The "Model Implementation of Standard Pascal" is an interesting compiler/interpreter, which mixes the full documentation for the system into the source as comments. It not only implements the full ISO 7185 Pascal language, but acts as a example implementation of all of the requirements of ISO 7185 Pascal (hence the "model implementation"). It is available only in book form:

A Model Implementation of Standard Pascal. Hardcover.

Unfortunately, the "Model Implementation" disappeared into the BSI or British Standards Institute, where many other important Pascal historical documents have gone. The books bear various vague threats of copyright protection from the BSI, enough to discourage scanning and entering the source of the compiler from the books (just the job of scanning and fixing the resulting source would be massive).

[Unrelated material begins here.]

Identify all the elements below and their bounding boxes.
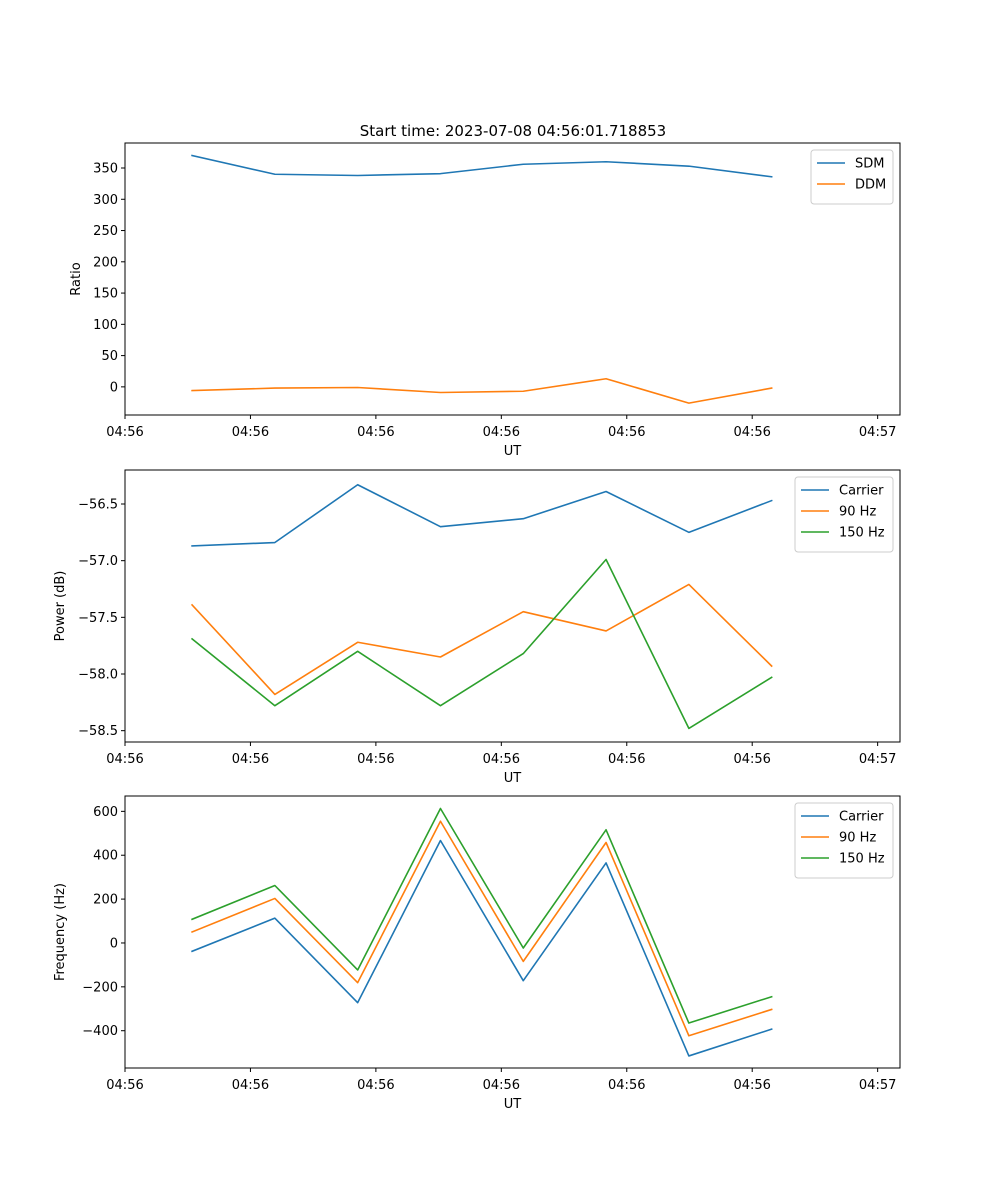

The next possibility for P5 is the most obvious. It is the straightforward improvement of the P4 compiler/interpreter to full Pascal language status. This was done by me in a few weeks, and the result is here, and was improved over the years. P5 shares the same documentation and virtual machine as P4, abet with improvements. It is perhaps %30 larger than the original P4 (and this includes adding the entire table of error messages).


Pascal-P6


Pascal-P6 is an extended version of Pascal, written in unextended Pascal. Although it might seem odd to have a compiler that is written in a subset of the language it processes, it is a common theme in Wirth's compiler series, and forms the basis of the bootstrap method. Although there are many possible language extensions to use, Pascaline is the ideal language for Pascal-P6. It is both current with programming trends (featuring objects, modules, namespace control and parallel programming constructs), and at the same time represents a minimal increment to original Pascal. Pascal-P6 can be constructed for the most part without the use of any element outside of ISO 7185 Pascal (even objects can be interpreted using ISO 7185 Pascal), and the calls that cannot, such has for file handing, can be left to stub routines that are easily changed for a particular implementation. Thus, Pascal-P6 is an ideal extension basis that can be bootstrapped on any ISO 7185 compiler.